BACA JUGA: Selain Owabong, Apa Sih yang Menarik di Purbalingga?
Ada banyak rupa sajen. Misalnya masakan sayur yang disenangi almarhum anggota keluarga saat masih hidup. Masakan itu biasanya dipisahkan dengan masakan yang akan disantap keluarga, lengkap dengan nasi dan minum dengan porsi sedikit. Ditambah jika ada makanan apapun, ikut disisihkan walaupun porsinya sedikit. Mereka menganggap bahwa roh yang sudah meninggal untuk ikut serta merasakan apa yang mereka makan pada hari itu.
Tahlilan
Tradisi syukuran dengan tahlilan masih menjadi kebiasaan yang lekat di desa ini. Banyak hal yang dibuat tahlil oleh mereka, seperti syukuran pada acara pernikahan, khitan, atau hajat penting. Tak hanya itu, mereka juga mengadakan tahlil jika sudah membeli kendaraan, mau pergi merantau, slametan bangun rumah atau kehamilan. Dan masih banyak hal yang kadang ditahlilkan oleh masyarakat.
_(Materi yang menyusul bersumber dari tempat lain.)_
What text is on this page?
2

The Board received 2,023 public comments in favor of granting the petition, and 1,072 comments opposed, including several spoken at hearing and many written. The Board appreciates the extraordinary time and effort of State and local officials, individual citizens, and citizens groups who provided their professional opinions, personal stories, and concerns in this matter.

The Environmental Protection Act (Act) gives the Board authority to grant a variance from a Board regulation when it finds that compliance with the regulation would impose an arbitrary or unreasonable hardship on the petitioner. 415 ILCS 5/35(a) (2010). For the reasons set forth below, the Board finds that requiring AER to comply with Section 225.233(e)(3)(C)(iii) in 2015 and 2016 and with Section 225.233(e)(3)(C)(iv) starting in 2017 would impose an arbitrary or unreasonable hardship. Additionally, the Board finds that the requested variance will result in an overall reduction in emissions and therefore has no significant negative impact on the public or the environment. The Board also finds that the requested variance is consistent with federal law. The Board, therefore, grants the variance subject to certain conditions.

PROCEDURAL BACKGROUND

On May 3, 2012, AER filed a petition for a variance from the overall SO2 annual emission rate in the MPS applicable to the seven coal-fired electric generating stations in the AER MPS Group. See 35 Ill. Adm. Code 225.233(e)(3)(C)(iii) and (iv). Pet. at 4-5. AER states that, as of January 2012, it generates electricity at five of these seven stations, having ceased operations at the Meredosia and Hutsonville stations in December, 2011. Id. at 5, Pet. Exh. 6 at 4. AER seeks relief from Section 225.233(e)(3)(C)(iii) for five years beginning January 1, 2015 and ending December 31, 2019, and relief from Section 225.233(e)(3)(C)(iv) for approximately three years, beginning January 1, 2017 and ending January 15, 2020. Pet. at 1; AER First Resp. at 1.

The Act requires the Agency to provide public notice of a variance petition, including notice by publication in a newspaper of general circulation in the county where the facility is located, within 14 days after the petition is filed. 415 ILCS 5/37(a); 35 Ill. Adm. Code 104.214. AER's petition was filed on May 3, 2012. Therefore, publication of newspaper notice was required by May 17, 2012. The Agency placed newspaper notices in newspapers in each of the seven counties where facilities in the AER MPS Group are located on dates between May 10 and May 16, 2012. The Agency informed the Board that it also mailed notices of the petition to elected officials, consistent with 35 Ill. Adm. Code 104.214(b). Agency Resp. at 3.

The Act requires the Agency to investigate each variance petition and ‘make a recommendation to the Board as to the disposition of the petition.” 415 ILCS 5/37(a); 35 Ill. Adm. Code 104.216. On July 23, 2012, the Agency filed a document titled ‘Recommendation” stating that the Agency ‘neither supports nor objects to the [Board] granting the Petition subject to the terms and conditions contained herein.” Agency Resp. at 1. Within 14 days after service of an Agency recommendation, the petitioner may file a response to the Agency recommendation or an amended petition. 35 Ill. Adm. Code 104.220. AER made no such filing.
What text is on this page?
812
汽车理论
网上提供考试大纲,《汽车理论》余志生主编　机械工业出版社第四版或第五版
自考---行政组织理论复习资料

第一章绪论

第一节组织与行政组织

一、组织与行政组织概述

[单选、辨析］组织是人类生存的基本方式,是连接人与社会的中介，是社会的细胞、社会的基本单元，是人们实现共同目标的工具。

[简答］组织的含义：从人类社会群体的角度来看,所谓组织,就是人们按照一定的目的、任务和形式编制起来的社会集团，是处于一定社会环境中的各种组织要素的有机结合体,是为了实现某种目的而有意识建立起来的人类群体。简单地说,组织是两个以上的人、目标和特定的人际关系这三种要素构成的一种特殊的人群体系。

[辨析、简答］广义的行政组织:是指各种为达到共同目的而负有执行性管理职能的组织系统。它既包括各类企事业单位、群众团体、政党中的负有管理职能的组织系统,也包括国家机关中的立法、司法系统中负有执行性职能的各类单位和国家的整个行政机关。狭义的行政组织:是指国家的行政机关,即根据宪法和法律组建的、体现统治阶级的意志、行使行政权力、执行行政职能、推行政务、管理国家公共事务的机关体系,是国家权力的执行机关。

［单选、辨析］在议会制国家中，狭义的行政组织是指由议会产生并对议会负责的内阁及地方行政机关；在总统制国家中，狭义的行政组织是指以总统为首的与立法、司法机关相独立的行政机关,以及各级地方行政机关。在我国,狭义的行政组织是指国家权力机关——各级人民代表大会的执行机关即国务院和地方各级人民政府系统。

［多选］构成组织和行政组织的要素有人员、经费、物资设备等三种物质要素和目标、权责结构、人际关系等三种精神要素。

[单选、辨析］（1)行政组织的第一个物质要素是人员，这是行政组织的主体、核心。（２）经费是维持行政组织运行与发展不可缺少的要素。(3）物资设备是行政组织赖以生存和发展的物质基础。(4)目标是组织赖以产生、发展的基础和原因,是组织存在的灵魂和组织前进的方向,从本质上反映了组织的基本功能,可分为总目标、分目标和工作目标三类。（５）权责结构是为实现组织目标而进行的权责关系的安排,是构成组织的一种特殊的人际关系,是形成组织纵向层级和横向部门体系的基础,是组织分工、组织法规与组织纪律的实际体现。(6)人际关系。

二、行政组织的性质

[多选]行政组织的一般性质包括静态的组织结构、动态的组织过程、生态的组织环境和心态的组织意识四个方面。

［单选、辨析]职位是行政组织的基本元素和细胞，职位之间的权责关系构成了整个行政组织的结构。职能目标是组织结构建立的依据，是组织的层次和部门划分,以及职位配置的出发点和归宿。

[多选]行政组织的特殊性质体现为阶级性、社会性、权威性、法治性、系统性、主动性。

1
Itulah beberapa hal yang masih diyakini warga Desa Sindang. Tentu, tradisi ini tak jarang menuai pertentangan dari sudut pandang yang lain. Agama misalnya. Tetapi, sebenarnya apa yang dilakukan mereka sangat kental dengan nuansa religi. Boleh jadi, itu merupakan cara warga mengekspresikan keyakinan mereka terhadap agama yang mereka anut.
BACA JUGA : Potret Tradisi Nyewu di Sindang Purbalingga
Memang sudah banyak perubahan mengenai budaya yang terjadi pada masyarakat, tetapi mereka tidak melupakan hal-hal yang dikiranya masih mereka yakini dari dulu. Walaupun budaya yang mereka lakukan adalah hal-hal mitos yang diyakini, tetapi mereka niatkan untuk kebaikan. Dan tidak ada niatan untuk meninggalkan ajaran agama Islam, mereka lakukan dengan seimbang dan sejalan. Walaupun kenyataannya memang alur berbeda dan tidak bisa disamakan.
Sebenarnya banyak hal atau budaya yang masih mereka lakukan, tetapi saya tidak ingin bercerita semuanya disini. Karena kalau diceritakan semua pasti butuh berlembar-lembar kertas berpuluh ribuan kata bahkan ratusan ribu kata. Daripada lelah membaca seharian tidak selesai, mending dibuat beberapa kali cerita.